衛青華粉嫩的唇突然碰了一下裘伊的耳朵,輕輕的說道:「附帶一提,你化妝後的模樣真好看,我有點喜歡上你了呢。」
「不……不會吧?」裘伊愕然。
「開玩笑的,嘻。」
民宿前方廣場,從海底撈起的女屍已經交由當地的消防隊處理,沈千藍坐在矮凳上舔著老闆請客的冰棒,嘟囔自語:「沒錢賺的生意老娘可不幹。喂,趙品賜,你剛才是不是一直色瞇瞇的偷看靜怡?」
「我……我哪有!」趙品賜堅決否認。
「裘伊怎麼去那麼久還沒回來,該不會被鬼吃了吧?」
「還有鬼啊?在哪裡,媽啊我要去躲起來,實在太恐怖了。

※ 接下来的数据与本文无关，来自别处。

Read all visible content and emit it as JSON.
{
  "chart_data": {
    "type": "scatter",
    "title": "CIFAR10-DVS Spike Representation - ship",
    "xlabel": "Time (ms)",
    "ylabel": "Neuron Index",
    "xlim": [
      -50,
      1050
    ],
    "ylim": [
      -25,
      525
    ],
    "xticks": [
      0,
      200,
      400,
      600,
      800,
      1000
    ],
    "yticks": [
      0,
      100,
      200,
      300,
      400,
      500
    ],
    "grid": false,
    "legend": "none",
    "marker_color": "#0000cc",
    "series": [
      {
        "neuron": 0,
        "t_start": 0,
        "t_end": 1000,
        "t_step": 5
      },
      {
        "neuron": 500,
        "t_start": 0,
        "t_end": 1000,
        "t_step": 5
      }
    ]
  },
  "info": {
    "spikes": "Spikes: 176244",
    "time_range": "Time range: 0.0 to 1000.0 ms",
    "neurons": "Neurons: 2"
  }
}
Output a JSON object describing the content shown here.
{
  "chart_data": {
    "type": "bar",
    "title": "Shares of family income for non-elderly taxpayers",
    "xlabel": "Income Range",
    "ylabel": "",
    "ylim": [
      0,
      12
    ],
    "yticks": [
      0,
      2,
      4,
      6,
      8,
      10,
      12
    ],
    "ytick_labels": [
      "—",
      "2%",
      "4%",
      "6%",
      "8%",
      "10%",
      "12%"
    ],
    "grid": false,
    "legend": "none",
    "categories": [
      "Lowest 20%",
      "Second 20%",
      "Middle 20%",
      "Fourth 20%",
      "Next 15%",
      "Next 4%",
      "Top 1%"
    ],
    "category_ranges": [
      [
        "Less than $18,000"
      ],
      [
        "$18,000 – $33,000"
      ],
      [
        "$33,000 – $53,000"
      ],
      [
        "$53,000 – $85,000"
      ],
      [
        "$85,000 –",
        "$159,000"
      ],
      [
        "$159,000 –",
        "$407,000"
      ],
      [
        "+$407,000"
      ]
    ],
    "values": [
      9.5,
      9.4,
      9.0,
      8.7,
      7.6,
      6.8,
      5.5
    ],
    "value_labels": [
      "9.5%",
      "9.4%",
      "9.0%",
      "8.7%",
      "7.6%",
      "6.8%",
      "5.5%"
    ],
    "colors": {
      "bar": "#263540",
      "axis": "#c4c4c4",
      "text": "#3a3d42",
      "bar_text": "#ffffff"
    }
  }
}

」趙品賜神色驚慌,只差沒找個洞鑽了。
靜寂的深夜,只有海潮聲在眾人耳邊迴盪著,遠方傳來裘伊的聲音:「千藍,我找到青華了!」
「哼。」沈千藍的表情比大便還臭,轉過頭去不想理會裘伊。
衛青華興高采烈的說:「哎呀,她又生氣了,我就喜歡你現在這種尷尬無奈的表情,好可愛唷。」
一個是脾氣暴躁,動不動就出口成髒的女孩,而且還是付他薪水的老闆。
一個是神祕古怪,心地姑且應該算是善良,卻非常喜歡作弄他的女孩。
這一趟海濱之旅,註定了裘伊往後左右為難的淒慘命運。